31 outubro 2013

 

A reforma do Estado e a justiça

No que respeita à chamada "justiça", o "guião" da reforma do Estado é lacónico e consensual: nada de novo nem de polémico. Porém, inclui um parágrafo assaz enigmático e sibilino: "declara-se a nossa abertura para reformar a arquitetura institucional do sistema judicial, o que pressupõe um esforço de consensualização política" (p. 58) Que vem a ser isto? Que arquitetura é aquela? Que obras se têm em mente? Obras de demolição da independência do poder judicial? Para já, não há coragem para concretizar...

 

Também deus foi espiado

A incansável agência de espionagem americana não faz discriminação: todos são suspeitos, inclusive o Altíssimo, espiado nas suas comunicações com o papa. É claro que esse deus é o romano, o deus católico, não é o deus oficial dos americanos. Por isso, não tem estatuto especial. Mas que todos os deuses se ponham a pau! Nenhum tem estatuto de imunidade! A NSA não recua frente aos inimigos, muito menos perante os amigos, na sua missão de garantia de um mundo seguro e pacífico.

27 outubro 2013

 

Carta ao protagonista-mor da nossa revolução


Ou de como no cortar é que reside o segredo e o êxito das grandes reformas que têm vindo a ser empreendidas para levar o país ao rumo certo, que o há-de encaminhar para a prosperidade.

 

Prezado Senhor Corte:

Antes de mais, permita-me que lhe enderece as minhas mais vivas felicitações.

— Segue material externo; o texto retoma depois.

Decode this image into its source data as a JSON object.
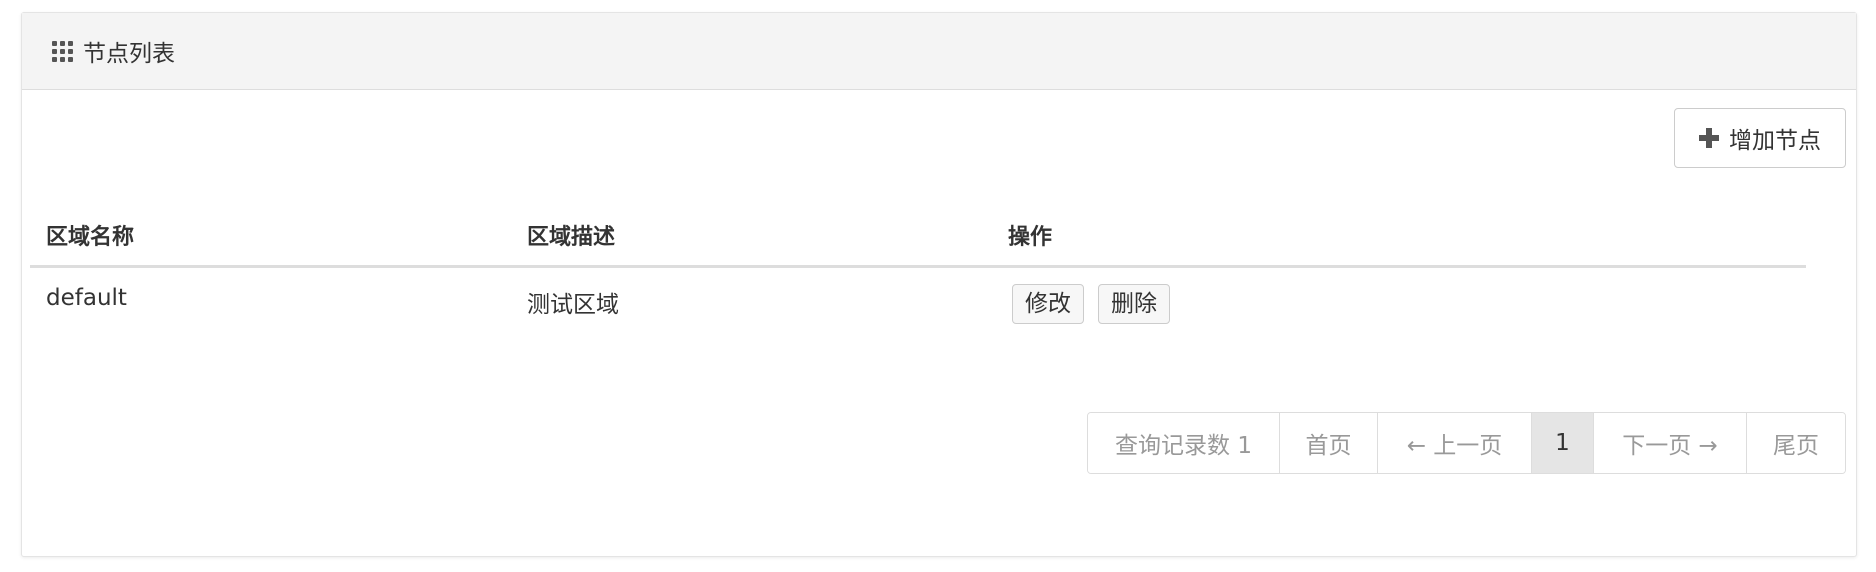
{
  "panel": {
    "title": "节点列表",
    "title_icon": "grid-icon"
  },
  "toolbar": {
    "add_label": "增加节点",
    "add_icon": "plus-icon"
  },
  "table": {
    "headers": [
      "区域名称",
      "区域描述",
      "操作"
    ],
    "rows": [
      {
        "name": "default",
        "description": "测试区域",
        "actions": [
          "修改",
          "删除"
        ]
      }
    ]
  },
  "pagination": {
    "record_count_label": "查询记录数 1",
    "first": "首页",
    "prev": "← 上一页",
    "current": "1",
    "next": "下一页 →",
    "last": "尾页"
  },
  "colors": {
    "header_bg": "#f4f4f4",
    "active_page_bg": "#e5e5e5",
    "muted_text": "#999999"
  }
}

Vossa Senhoria tem sido o verdadeiro protagonista e o herói da nossa Revolução. Daí o principiar por felicitá-lo. Não tenho o gratíssimo prazer de o conhecer pessoalmente, mas, se tal vier a acontecer um dia, fique V.ª S.ª ciente de que lhe deporei um ósculo de infinita gratidão nas Suas incansáveis mãos de cortador-mor do nosso destino colectivo.

Permita-me também V.ª S.ª que o felicite pela equipa que o rodeia e que encarna na perfeição o seu espírito. É notável a forma como V.ª S.ª , captando a essência das grandes exigências das grandes responsabilidades que nos incumbe respeitar, nestes tempos de assaz grandes transformações, soube encontrar encarnação em todos os membros da equipa que tem o privilégio de o servir, servindo o nosso país.

Creia V.ª S.ª que aprecio vivamente a sua ousadia revolucionária, a forma como actua, pondo em prática o princípio “tem que ser, custe o que custar”, imperturbável e insensível a “estados de alma”, como agora se diz. Inexorável, inflexível, sem se vergar a lamentos ou queixumes de quem quer que seja. É esse o verdadeiro lema do líder revolucionário.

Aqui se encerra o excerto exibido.